Structure-activity relationships of retinoids in developmental toxicology. IV. Planar Cisoid conformational restriction

To evaluate the influence of the three-dimensional configuration of retinoids on teratogenic activity, 14 retinoids were studied in hamsters. Retinoids with a conformational restriction of the retinoic acid polyene chain adjacent to the beta-cyclogeranylidene ring showed increased teratogenic potency and retinoids with aromatic conformational restriction adjacent to the polar terminus showed potency equivalent to retinoic acid. Conformational restriction of the polyene chain that permits rotation of the bond adjacent to the beta-cyclogeranylidene ring abolished teratogenic activity. Incorporation of dimethyl substituents at positions corresponding to C1 and C4 positions of retinoic acid enhanced teratogenic potency. Elimination of the twist chair conformation of gem-dimethyl substituents via incorporation of a benzothiopyran or substituted planar aromatic ring decreased teratogenic potency.

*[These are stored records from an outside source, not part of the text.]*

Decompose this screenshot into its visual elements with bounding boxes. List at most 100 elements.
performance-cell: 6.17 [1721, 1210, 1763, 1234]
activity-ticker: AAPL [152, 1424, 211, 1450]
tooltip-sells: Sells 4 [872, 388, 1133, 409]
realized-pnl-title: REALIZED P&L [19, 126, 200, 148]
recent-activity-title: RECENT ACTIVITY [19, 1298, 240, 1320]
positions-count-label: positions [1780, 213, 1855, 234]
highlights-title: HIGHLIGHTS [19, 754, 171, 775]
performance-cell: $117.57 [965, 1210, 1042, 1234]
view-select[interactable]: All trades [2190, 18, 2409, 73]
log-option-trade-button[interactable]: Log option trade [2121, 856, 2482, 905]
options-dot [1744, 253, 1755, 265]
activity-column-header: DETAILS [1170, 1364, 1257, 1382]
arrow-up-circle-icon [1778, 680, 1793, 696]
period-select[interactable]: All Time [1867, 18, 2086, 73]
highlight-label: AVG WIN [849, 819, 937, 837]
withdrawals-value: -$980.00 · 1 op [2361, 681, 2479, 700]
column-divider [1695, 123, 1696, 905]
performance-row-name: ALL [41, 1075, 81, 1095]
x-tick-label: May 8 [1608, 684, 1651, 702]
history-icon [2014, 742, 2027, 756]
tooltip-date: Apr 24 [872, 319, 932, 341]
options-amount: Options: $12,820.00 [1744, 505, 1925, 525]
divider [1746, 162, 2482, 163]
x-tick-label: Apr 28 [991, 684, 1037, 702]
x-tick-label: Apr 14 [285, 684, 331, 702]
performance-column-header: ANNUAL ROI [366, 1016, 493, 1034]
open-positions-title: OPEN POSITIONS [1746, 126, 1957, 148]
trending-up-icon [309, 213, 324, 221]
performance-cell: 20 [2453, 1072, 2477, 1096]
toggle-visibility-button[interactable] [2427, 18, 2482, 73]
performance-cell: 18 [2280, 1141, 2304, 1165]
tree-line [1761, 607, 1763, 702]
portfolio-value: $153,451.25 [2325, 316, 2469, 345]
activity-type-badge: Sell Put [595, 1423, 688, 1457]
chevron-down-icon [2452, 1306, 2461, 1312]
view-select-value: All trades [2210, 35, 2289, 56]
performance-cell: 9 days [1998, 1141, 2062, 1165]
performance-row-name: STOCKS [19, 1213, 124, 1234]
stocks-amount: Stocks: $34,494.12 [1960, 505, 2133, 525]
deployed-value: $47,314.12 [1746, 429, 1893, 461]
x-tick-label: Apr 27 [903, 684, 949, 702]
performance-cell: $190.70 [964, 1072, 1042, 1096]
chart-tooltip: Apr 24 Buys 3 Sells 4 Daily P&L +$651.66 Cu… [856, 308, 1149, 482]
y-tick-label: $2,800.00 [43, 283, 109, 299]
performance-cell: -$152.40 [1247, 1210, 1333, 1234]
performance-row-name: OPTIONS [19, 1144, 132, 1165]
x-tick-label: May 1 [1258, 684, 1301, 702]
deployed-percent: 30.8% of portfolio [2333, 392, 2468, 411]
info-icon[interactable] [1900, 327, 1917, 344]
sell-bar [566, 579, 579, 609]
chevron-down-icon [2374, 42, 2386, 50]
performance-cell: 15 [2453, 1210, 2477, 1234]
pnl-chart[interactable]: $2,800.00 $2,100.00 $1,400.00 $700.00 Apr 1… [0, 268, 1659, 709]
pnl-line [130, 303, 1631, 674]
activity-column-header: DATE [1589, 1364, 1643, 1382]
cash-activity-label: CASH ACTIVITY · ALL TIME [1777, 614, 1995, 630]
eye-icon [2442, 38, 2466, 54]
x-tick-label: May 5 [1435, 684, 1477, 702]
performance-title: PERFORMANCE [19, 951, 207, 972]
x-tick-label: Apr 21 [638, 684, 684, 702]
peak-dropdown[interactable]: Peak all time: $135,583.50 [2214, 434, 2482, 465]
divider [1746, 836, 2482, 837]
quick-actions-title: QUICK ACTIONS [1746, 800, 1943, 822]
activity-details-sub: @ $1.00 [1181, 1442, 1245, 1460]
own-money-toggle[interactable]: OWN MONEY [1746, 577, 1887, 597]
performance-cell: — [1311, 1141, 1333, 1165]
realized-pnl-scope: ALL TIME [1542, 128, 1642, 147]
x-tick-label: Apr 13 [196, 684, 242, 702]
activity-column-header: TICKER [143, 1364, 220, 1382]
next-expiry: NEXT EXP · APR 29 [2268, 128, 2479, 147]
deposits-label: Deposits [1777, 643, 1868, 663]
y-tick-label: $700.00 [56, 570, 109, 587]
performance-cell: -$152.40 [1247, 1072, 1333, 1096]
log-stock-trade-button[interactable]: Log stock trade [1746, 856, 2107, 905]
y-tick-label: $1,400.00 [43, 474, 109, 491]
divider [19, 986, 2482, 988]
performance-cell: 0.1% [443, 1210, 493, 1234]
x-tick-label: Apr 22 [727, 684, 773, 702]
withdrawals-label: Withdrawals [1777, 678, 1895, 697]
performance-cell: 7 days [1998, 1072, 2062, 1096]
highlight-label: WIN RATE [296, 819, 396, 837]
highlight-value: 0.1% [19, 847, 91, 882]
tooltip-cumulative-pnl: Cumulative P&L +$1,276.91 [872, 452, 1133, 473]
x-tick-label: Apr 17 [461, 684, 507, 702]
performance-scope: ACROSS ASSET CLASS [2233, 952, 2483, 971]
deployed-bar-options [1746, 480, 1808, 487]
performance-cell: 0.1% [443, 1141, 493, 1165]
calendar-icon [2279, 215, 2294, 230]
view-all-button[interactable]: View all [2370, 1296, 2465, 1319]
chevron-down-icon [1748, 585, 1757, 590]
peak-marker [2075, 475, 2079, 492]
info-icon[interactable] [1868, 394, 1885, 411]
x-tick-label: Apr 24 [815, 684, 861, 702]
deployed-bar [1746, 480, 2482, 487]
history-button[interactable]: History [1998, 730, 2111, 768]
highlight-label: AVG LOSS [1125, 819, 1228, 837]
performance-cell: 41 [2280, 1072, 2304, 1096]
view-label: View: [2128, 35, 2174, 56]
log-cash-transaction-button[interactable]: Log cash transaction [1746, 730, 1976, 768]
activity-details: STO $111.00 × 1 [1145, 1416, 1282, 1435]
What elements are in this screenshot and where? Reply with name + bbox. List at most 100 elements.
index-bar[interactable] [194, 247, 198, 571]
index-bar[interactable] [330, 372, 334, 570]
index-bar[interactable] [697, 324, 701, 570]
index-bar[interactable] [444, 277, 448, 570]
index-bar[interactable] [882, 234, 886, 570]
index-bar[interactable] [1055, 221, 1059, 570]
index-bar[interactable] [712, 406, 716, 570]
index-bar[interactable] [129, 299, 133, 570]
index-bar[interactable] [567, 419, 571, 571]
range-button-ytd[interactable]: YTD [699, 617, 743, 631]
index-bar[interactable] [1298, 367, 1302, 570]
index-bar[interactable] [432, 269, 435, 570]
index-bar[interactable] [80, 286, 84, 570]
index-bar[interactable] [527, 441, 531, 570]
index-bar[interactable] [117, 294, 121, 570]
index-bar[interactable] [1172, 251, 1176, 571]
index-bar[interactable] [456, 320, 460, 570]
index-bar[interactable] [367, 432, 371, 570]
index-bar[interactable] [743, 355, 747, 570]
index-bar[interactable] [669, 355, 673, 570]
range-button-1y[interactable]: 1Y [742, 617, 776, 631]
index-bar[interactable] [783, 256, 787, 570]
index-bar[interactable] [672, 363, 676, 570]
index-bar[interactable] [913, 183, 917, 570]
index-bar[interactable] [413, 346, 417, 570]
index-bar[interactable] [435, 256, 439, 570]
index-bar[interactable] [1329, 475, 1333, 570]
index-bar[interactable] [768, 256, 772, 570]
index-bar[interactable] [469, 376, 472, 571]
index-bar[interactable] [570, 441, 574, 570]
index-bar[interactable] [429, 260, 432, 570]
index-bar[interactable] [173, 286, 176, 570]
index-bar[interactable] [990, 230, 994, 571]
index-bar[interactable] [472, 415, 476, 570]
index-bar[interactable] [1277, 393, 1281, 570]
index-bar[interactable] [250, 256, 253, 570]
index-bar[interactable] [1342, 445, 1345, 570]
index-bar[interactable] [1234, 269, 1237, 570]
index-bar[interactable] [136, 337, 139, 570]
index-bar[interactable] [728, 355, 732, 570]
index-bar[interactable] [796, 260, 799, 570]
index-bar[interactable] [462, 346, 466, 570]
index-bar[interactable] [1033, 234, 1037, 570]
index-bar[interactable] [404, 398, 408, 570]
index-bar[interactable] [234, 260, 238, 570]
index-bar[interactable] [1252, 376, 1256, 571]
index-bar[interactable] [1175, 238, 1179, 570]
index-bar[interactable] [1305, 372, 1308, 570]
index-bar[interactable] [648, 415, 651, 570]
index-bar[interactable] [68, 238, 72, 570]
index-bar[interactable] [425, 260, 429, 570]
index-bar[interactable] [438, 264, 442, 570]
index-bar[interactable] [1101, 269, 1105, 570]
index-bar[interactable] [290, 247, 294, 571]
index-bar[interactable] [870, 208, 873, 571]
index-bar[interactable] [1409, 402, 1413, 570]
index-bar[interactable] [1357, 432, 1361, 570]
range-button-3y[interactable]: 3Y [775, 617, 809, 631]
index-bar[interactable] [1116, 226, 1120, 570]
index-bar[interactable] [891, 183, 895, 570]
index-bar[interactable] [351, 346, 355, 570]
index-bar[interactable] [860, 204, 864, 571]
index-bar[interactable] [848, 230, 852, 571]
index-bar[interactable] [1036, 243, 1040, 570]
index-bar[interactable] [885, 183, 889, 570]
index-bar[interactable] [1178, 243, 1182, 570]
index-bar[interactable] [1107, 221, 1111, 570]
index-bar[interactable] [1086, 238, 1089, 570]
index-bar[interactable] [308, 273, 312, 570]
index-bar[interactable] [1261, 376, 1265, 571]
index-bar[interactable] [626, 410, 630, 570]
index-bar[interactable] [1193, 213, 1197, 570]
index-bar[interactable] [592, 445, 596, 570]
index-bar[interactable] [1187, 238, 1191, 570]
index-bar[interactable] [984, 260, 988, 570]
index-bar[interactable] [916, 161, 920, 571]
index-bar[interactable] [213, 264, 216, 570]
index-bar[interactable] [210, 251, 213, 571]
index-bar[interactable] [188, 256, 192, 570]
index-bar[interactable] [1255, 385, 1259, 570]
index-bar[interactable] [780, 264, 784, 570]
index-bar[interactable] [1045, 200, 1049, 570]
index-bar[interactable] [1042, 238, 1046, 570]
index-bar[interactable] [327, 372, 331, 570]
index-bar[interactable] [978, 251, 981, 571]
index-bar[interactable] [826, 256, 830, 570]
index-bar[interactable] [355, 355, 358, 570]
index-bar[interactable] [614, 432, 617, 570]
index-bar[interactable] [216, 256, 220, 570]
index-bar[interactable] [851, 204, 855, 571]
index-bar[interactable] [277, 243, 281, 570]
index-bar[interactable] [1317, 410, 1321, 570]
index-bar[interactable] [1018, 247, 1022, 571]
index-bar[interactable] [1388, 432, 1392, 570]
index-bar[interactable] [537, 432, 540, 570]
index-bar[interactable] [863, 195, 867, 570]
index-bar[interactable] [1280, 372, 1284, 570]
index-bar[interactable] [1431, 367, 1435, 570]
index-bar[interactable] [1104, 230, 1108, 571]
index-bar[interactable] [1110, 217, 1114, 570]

Planar cisoid conformational restriction alone was insufficient to confer teratogenic activity in that elimination of the polar terminus abolished teratogenic activity. That an acidic polar terminus, as contrasted to a carboxyl residue per se, was required for teratogenic activity was illustrated by administration of a retinoidal phenyl sulfone which was metabolized to the corresponding teratogenic sulfonic acid. Retinoid teratogenicity in hamsters depends upon the assumption of a 10,11 cisoid and/or 12,13 cisoid rotameric form by a conjugated spacer greater than five carbon atoms in length located between a hydrophobic ring system and an acidic terminus, ionized at physiologic pH. Comparison of the relative teratogenic potencies of this series of conformationally restricted retinoids with their activities in assays for chemoprevention activity showed that those analogs with high intrinsic control of epithelial or mesenchymal cell differentiation were also the more potent teratogens. The results suggest that those biochemical mechanisms responsible for retinoid control of normal adult or neoplastic cell differentiation also mediate retinoid-induced teratogenesis.